It’s no secret that long term chronic stress is bad for us. Our bodies are designed to respond to short term stressful situations with a ‘fight or flight’ response governed by the sympathetic nervous system. When the stressful situation is over, the parasympathetic nervous system takes over and promotes the ‘rest and digest’ response that calms the body down. These days, many of us are living with chronic stress brought on by difficult work or family situations, or just the heady pace of everyday life. Chronic stress keeps the fight or flight response activated, and prevents the parasympathetic nervous system from calming the body down.

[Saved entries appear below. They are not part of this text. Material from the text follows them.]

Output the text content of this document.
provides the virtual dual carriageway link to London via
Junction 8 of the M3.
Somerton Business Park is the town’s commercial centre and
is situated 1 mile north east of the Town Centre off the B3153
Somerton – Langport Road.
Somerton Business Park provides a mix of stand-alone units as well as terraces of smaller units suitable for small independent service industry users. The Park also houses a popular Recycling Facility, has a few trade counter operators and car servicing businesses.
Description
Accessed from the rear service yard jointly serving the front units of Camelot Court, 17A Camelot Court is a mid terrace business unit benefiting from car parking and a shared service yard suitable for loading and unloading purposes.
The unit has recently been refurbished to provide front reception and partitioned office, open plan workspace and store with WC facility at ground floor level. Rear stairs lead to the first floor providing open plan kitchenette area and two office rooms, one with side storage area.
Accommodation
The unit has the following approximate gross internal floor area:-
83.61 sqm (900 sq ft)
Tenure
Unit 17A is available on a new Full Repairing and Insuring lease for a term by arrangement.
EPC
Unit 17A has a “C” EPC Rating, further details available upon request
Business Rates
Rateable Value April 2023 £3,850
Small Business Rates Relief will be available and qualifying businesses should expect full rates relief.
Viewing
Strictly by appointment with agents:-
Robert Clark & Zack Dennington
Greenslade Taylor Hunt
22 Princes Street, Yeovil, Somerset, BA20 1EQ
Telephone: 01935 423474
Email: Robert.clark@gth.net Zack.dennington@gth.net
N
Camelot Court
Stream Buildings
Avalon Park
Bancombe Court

In an article published by Harvard Medical School, the physical and mental health issues caused by chronic stress are highlighted. Over time, repeated activation of the stress response takes a toll on the body. Research suggests that chronic stress contributes to high blood pressure, promotes the formation of artery-clogging deposits, and causes brain changes that may contribute to anxiety, depression, and addiction. More preliminary research suggests that chronic stress may also contribute to obesity, both through direct mechanisms (causing people to eat more) or indirectly (decreasing sleep and exercise).
Fortunately, says the article, there are ways to help combat long term chronic stress. Movement therapies such as Tai Chi and Qi Gong promote deep breathing and mental focus, and create a state of calm in our mind and body.